BACKGROUND: Human milk (HM) contains bioactive constituents that continuously change throughout lactation and that are critical for optimal infant development. However, the temporal variation of the HM metabolome, its maternal nutritional determinants, and its links to infant outcomes remain insufficiently characterized in low-middle-income countries (LMIC) where childhood disease burden and HM exposure are substantial, and maternal nutritional status is poor.

OBJECTIVES: We aimed to 1) characterize temporal changes in the HM metabolome, 2) quantify maternal nutritional status-related differences in HM metabolomic patterns, and 3) determine whether HM metabolomic patterns associated with maternal nutritional status are in turn associated with infant growth, in a cohort of rural Bangladeshi maternal-infant dyads.

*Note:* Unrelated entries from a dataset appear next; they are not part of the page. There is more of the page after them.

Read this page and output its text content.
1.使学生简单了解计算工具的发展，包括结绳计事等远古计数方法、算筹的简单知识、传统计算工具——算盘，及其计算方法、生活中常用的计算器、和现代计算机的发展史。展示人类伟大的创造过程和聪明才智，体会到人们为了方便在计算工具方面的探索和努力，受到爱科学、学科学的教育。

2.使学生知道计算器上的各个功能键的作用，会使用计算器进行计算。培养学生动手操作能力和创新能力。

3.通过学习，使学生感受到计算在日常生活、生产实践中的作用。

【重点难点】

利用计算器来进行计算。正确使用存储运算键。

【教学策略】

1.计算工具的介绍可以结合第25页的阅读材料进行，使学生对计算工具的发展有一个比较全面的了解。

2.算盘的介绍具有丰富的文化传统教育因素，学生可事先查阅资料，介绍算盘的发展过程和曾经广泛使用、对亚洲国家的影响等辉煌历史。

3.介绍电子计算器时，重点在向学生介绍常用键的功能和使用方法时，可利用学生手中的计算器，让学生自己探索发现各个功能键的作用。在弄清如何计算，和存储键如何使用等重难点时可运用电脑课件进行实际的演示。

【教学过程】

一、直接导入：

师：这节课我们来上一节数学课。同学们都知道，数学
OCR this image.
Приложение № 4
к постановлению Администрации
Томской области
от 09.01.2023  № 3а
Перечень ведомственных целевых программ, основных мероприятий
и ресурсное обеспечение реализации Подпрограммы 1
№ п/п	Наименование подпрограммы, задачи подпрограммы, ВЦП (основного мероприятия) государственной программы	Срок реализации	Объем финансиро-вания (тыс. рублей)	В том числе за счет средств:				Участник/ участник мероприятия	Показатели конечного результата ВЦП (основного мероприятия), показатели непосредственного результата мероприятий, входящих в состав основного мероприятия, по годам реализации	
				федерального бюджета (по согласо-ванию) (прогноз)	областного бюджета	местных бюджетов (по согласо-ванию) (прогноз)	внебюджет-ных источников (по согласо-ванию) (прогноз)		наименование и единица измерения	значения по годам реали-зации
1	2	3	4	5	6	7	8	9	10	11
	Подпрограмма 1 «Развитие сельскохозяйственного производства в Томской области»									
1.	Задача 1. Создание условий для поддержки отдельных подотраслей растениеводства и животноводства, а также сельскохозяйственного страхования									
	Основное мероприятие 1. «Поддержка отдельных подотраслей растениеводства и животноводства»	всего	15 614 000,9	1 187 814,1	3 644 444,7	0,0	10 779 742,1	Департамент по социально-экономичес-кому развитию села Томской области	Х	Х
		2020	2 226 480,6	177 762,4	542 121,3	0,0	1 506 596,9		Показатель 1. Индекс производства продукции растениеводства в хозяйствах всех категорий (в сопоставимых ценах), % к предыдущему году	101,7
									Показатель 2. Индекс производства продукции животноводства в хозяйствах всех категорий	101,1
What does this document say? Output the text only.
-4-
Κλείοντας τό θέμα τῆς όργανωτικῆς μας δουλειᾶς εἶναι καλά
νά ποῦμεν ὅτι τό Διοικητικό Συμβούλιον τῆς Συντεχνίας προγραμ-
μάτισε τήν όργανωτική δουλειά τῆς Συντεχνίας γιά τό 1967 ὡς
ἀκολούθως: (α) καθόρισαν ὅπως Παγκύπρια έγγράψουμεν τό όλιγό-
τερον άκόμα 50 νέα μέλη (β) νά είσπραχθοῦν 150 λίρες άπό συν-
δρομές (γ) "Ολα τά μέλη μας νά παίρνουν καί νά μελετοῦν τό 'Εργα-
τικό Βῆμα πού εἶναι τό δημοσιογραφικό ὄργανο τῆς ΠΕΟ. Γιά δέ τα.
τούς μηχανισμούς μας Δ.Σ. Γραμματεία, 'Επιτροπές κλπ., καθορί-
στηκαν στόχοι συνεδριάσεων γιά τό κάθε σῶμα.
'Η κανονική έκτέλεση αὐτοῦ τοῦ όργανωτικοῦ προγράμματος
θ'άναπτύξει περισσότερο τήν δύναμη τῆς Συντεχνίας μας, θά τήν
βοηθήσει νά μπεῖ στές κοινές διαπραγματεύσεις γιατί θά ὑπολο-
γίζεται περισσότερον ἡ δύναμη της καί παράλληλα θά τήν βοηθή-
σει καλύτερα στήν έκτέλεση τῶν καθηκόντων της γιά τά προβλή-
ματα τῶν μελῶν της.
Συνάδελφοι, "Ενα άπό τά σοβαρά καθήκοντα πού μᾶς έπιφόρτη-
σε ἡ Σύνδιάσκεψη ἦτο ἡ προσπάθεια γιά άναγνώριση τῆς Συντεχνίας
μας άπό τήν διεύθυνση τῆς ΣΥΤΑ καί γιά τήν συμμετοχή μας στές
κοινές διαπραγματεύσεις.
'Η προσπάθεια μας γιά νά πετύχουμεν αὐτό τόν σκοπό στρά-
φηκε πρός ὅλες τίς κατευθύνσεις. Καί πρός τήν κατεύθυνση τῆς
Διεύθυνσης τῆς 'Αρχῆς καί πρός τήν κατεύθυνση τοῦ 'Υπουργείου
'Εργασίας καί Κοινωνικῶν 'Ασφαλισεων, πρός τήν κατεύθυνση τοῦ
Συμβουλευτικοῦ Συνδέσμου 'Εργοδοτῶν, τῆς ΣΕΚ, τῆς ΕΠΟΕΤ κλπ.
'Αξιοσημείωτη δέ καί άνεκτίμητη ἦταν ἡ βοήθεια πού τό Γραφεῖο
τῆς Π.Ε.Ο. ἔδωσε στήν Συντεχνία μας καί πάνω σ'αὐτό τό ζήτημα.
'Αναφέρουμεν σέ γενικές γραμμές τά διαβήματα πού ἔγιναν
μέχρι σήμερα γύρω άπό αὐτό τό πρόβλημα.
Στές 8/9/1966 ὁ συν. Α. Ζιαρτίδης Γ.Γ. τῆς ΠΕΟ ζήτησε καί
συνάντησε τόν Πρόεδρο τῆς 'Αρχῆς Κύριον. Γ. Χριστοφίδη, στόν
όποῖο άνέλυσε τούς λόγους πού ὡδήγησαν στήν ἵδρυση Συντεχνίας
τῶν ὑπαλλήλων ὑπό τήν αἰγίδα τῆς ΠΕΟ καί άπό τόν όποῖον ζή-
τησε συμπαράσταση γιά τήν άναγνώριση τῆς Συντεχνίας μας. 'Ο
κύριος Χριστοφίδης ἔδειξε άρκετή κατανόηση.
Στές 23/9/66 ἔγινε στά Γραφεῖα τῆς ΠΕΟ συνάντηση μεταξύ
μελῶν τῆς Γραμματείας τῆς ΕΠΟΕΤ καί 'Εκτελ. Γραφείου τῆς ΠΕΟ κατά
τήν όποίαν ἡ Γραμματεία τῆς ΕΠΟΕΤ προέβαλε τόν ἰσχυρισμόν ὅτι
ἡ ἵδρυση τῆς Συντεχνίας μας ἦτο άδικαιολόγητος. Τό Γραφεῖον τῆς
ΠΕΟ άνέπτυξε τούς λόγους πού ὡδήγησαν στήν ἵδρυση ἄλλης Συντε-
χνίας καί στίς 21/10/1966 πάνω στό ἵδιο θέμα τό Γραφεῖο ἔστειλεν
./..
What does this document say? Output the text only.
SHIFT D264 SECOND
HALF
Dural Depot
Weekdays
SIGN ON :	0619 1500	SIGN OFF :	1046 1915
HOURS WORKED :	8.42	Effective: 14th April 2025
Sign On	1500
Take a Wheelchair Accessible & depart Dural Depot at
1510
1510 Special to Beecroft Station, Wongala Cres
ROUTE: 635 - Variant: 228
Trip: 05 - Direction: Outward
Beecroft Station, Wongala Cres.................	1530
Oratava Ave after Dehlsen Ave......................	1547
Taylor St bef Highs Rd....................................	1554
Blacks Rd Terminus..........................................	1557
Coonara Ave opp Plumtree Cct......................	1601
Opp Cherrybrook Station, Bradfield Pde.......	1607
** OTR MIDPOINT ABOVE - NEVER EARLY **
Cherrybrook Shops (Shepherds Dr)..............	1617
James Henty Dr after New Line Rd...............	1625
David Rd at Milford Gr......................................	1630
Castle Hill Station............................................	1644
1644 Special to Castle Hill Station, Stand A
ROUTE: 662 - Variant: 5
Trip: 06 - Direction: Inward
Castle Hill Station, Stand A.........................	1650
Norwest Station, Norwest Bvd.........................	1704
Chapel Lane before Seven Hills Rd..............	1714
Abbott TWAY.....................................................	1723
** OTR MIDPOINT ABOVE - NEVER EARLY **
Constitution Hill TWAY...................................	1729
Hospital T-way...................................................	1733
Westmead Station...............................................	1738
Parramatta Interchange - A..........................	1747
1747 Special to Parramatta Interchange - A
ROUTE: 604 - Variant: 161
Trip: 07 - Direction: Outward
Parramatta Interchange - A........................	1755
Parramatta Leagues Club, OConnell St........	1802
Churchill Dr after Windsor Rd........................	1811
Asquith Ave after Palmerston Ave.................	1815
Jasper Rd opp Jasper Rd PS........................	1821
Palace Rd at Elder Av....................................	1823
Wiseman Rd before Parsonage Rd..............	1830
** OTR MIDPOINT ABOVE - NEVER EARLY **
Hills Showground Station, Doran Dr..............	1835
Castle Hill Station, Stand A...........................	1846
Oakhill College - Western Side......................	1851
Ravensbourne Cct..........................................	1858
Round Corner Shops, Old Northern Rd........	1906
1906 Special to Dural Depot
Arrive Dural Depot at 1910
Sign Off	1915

METHODS: In a lactation cohort (n = 99, 6% preterm at 34-36 wk), we characterized metabolites in HM samples at 2 (n = 94) and 5 (n = 88) mo postpartum (PP) using untargeted metabolomics profiling. We performed a paired t-test to identify metabolites that differed between timepoints and principal component analysis to consolidate metabolites measured at each timepoint into "factors," representing metabolite patterns. We used linear regression models to determine associations between maternal nutritional predictors, factor scores at 2 and 5 mo, and infant growth outcomes, and performed metabolite set enrichment analysis (MSEA) to characterize relevant pathways. P values were adjusted for multiple comparisons.

RESULTS: Among the 51 metabolites that differed in relative abundance across the 2 time points, 37 (73%) metabolites decreased over time, mainly comprising lipids (sphingolipids and phospholipids), and amino acids (AA). MSEA did not reveal specific metabolic pathway alterations over time. HM from mothers in the highest (compared with middle, ref) body mass index (BMI) tertile PP had significantly lower scores for a metabolomic pattern (factor 5) characterized by AA that enriched in 6 critical metabolic pathways (metabolism of glutathione, glutamate, alanine, glycine and serine, and aspartate; and the ammonia recycling pathway). In turn, lower scores for this profile were associated with greater (β = 0.22; 95% confidence interval: 0.00, 0.43) infant weight-for-age z-score at 3 mo but not 6 mo. Additionally, HM from undernourished mothers had lower scores for a metabolomic pattern (factor 4) characterized mainly by AA and acylcarnitines involved in branched chain AA and fatty acids metabolism, although MSEA were not significant. This pattern was not associated with infant growth.

CONCLUSIONS: In this LMIC cohort, the abundance of several lipid and AA metabolites declined over time. Furthermore, HM metabolome differences in mothers with high BMI may underpin early weight gain in their infants. More studies from LMICs are needed to understand maternal nutrition-driven differences in HM composition that may impact infant growth and development to guide interventions in these high-risk breastfeeding populations.